Open iboozyvoozy opened 9 years ago
Please isolate the problem and provide instructions how to reproduce it.
This appears to be an issue with transparent images only. The sample repo shows some different outputs. The standard resolution sprite.png, and lwip-transparent.png images were generated with css-sprite and contain artifacts. The lwip-background.png with a white background has no artifacts.
Thank you for your hard work on this great project.
I'm encountering this issue as well, also using css-sprite.
@farism thanks for the code, I will check it out.
+1 (also using via css-sprite)
+1 (using css-sprite too)
I'm also seeing issues via css-sprite. I tried installing previous versions of lwip going back to 0.0.3, and the issue persists. If you need another example project to spur a fix, I am happy to provide.
I'm certain an issue like this isn't an easy thing to debug, but using css-sprite, and by extension lwip, is an essential part of my dev process and I would love to see some movement towards a fix for this.
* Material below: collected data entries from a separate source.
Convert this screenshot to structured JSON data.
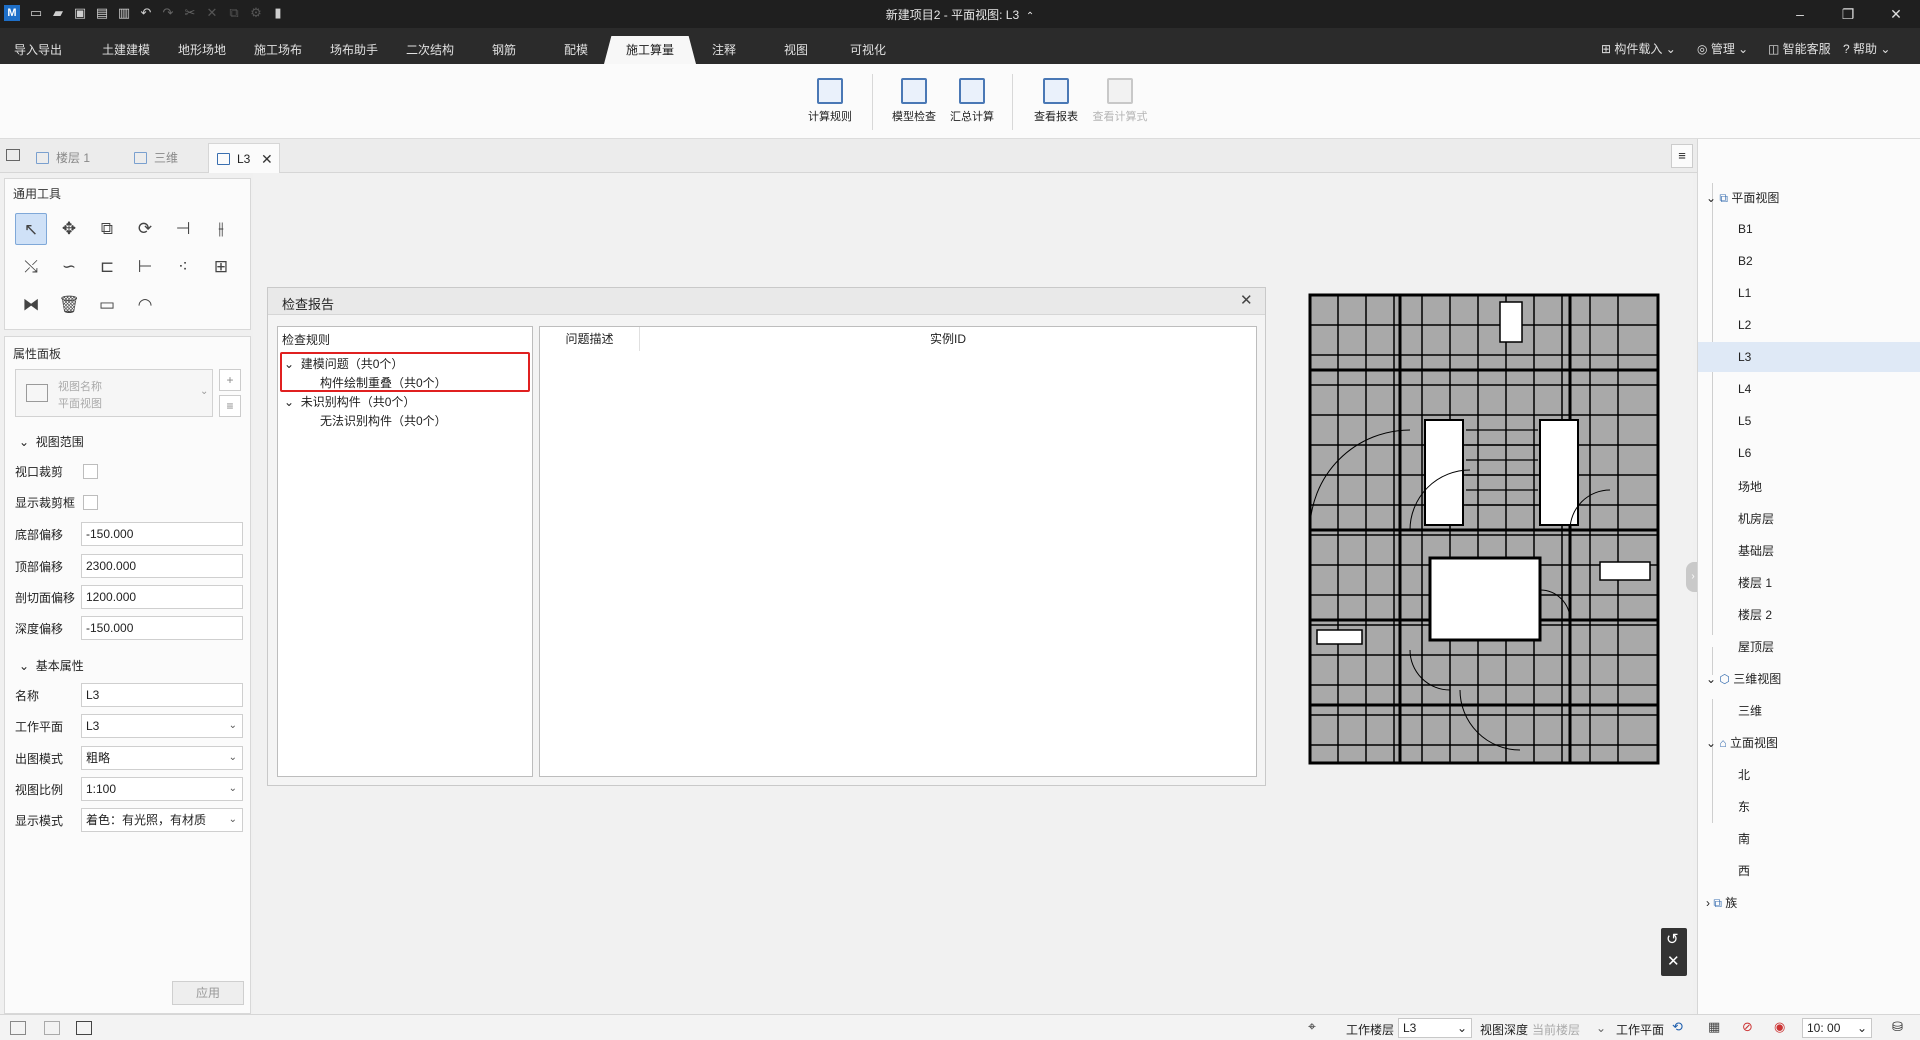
{
  "window": {
    "title": "新建项目2 - 平面视图: L3",
    "title_suffix": "⌃"
  },
  "menu": {
    "tabs": [
      "导入导出",
      "土建建模",
      "地形场地",
      "施工场布",
      "场布助手",
      "二次结构",
      "钢筋",
      "配模",
      "施工算量",
      "注释",
      "视图",
      "可视化"
    ],
    "active_tab": "施工算量",
    "right": {
      "component_load": "构件载入",
      "manage": "管理",
      "service": "智能客服",
      "help": "帮助"
    }
  },
  "ribbon": {
    "buttons": [
      {
        "label": "计算规则",
        "enabled": true
      },
      {
        "label": "模型检查",
        "enabled": true
      },
      {
        "label": "汇总计算",
        "enabled": true
      },
      {
        "label": "查看报表",
        "enabled": true
      },
      {
        "label": "查看计算式",
        "enabled": false
      }
    ]
  },
  "doc_tabs": [
    {
      "label": "楼层 1",
      "active": false
    },
    {
      "label": "三维",
      "active": false
    },
    {
      "label": "L3",
      "active": true,
      "close": "✕"
    }
  ],
  "tools_panel": {
    "title": "通用工具"
  },
  "props_panel": {
    "title": "属性面板",
    "view_name_placeholder": "视图名称",
    "view_type_placeholder": "平面视图",
    "section_view_range": "视图范围",
    "section_basic": "基本属性",
    "labels": {
      "crop": "视口裁剪",
      "show_crop": "显示裁剪框",
      "bottom_offset": "底部偏移",
      "top_offset": "顶部偏移",
      "cut_offset": "剖切面偏移",
      "depth_offset": "深度偏移",
      "name": "名称",
      "work_plane": "工作平面",
      "drawing_mode": "出图模式",
      "view_scale": "视图比例",
      "display_mode": "显示模式"
    },
    "values": {
      "bottom_offset": "-150.000",
      "top_offset": "2300.000",
      "cut_offset": "1200.000",
      "depth_offset": "-150.000",
      "name": "L3",
      "work_plane": "L3",
      "drawing_mode": "粗略",
      "view_scale": "1:100",
      "display_mode": "着色：有光照，有材质"
    },
    "apply": "应用"
  },
  "dialog": {
    "title": "检查报告",
    "tree_header": "检查规则",
    "tree": [
      {
        "label": "建模问题（共0个）",
        "child": "构件绘制重叠（共0个）"
      },
      {
        "label": "未识别构件（共0个）",
        "child": "无法识别构件（共0个）"
      }
    ],
    "columns": [
      "问题描述",
      "实例ID"
    ],
    "highlight_color": "#e02020"
  },
  "project_tree": {
    "groups": [
      {
        "label": "平面视图",
        "icon": "plan-view-icon",
        "children": [
          "B1",
          "B2",
          "L1",
          "L2",
          "L3",
          "L4",
          "L5",
          "L6",
          "场地",
          "机房层",
          "基础层",
          "楼层 1",
          "楼层 2",
          "屋顶层"
        ]
      },
      {
        "label": "三维视图",
        "icon": "cube-icon",
        "children": [
          "三维"
        ]
      },
      {
        "label": "立面视图",
        "icon": "elevation-icon",
        "children": [
          "北",
          "东",
          "南",
          "西"
        ]
      },
      {
        "label": "族",
        "icon": "family-icon",
        "children": []
      }
    ],
    "selected": "L3"
  },
  "status": {
    "work_floor_label": "工作楼层",
    "work_floor_value": "L3",
    "view_depth_label": "视图深度",
    "view_depth_value": "当前楼层",
    "work_plane_label": "工作平面",
    "time": "10: 00"
  },
  "colors": {
    "accent": "#1f5fae",
    "menubar": "#2b2b2b",
    "titlebar": "#1f1f1f"
  }
}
I am happy to guinea pig.
For those looking for a workaround to the css-sprite issue, you can take the @2x version and resize it manually using something like photoshop, then just save it over the generated @1x sprite.
This may seem obvious, but it wasn't to me. Hopefully this helps someone else running into this issue.
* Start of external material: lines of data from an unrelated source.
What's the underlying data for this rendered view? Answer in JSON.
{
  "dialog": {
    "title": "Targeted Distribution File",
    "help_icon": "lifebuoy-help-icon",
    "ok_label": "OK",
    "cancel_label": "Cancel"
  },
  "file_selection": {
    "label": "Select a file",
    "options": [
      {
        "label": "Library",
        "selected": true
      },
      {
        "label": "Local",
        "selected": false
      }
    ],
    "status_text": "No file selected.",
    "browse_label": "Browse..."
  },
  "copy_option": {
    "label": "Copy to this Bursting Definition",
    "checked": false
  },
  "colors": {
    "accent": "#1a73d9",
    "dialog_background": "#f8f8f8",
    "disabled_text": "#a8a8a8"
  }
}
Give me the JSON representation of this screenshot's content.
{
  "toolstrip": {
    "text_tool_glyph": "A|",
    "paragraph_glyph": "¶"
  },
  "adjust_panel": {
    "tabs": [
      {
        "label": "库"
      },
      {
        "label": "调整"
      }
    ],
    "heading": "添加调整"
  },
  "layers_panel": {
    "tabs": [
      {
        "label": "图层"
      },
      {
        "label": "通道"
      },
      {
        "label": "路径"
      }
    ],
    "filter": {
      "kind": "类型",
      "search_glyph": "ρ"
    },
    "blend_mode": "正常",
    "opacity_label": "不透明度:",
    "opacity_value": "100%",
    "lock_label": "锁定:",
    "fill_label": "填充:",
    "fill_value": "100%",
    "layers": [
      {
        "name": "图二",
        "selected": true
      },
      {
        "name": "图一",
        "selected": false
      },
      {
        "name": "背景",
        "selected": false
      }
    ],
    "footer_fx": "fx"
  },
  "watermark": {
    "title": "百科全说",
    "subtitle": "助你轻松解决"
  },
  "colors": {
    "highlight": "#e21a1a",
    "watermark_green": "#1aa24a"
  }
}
That's a decent solution, but not automatable. As I'm using gulp for my task runner, I decided to just use gulp-image-resize (with graphics magic dep) to automate the generation of 1x sprite. However, this almost defeats the purpose of using css-sprite because one of the primary highlights is that it's supposed to be dependency free :p
The artifacts seem to be caused due to aliasing. LWIP does not apply anti-aliasing filters when resizing images. Photoshop, on the other hand, does; which is why you don't see those artifacts when resizing with PS. If you disable anti-aliasing in PS (choose "nearest neighbor" interpolation), you will get the same results as in LWIP.
For now, my best suggestion is try the different interpolation methods LWIP supports, and choose the one which gives you the best result.
I will look into implementing anti-aliasing filters as part of LWIP's API.
All of the interpolation methods currently produce artifacts of one kind or another, but I look forward to seeing anti-aliasing making it into LWIP!
@farism I also like your idea of using gulp-image-resize, which is a totally workable solution in my workflow.
Thanks @EyalAr for LWIP. +1 on adding anti-aliasing. I'm using css-sprite as well.